The NFL seems oddly geriatric to me in the same way: Peyton Manning hardly able to throw fifteen yards without wincing and yet his last game the main story. Why? The next generation of “heroes,” stars under thirty, look so less heroic. Maybe Cam Newton, a Christian and a promising player, can shake his growing pains and become a star. I am sure someone will, but in the age of concussion protocols, the very story line of the game is changing. Is an aging gun slinger now heroic or merely pathetic?

So in some ways the NFL consumed itself looking backward at Super Bowl 50: the games of yesterday, even the players, looking backwards. The old times were not better, but fresher . . .less commercialized (!) or at least they were better at hiding the rot. The NFL needed some Lombardi-Linus to come and remind us what the game was all about by reading from John Facenda, but nobody did and perhaps nobody can. OJ taught us that much of the wholesomeness was an act to cover up the rot of our contemporary rulers.
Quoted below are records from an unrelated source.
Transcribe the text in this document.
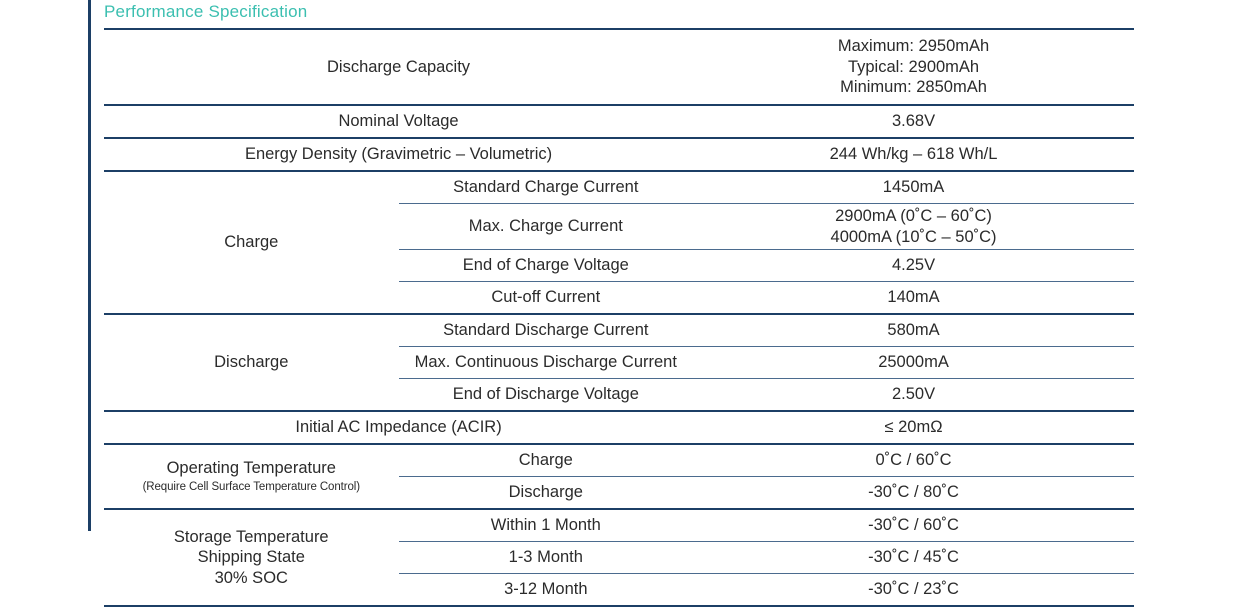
Performance Specification
Discharge Capacity		Maximum: 2950mAh
Typical: 2900mAh
Minimum: 2850mAh

Nominal Voltage		3.68V
Energy Density (Gravimetric – Volumetric)		244 Wh/kg – 618 Wh/L
Charge	Standard Charge Current	1450mA
	Max. Charge Current	2900mA (0˚C – 60˚C)
4000mA (10˚C – 50˚C)

	End of Charge Voltage	4.25V
	Cut-off Current	140mA
Discharge	Standard Discharge Current	580mA
	Max. Continuous Discharge Current	25000mA
	End of Discharge Voltage	2.50V
Initial AC Impedance (ACIR)		≤ 20mΩ
Operating Temperature
(Require Cell Surface Temperature Control)	Charge	0˚C / 60˚C
	Discharge	-30˚C / 80˚C

Storage Temperature
Shipping State
30% SOC	Within 1 Month	-30˚C / 60˚C
	1-3 Month	-30˚C / 45˚C
	3-12 Month	-30˚C / 23˚C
So much of what we do is intentionally backwards looking: a remake to capture the old audience with a refresh to grab some new folk. We have always done this to some extent, but now the sheer volume can crowd out other choices.

Is this good for us?

There is good news! We are in an era where my kids can film in HD on their phones and they are. We can write books and publish them if we wish . . . and we are. But we are also drowning in waves of decadence: unoriginal material spiced with moral failing. This is new . . . to this extent. Can we endure it?

I know we can, but only if we pause, stop, think about it, and decide to quit. We can stop rewarding remakes, inferior imitation. Bluntly: we must stop consuming so much. There is not enough quality to fill our demand and so the easily generated junk culture risks overwhelming us. The GOP has moved past the Bush dynasty, the Democrats can let their do-over go.

Let’s pass on a bag of chips from yesterday and eat some really good home cooked food made with creativity and love tomorrow.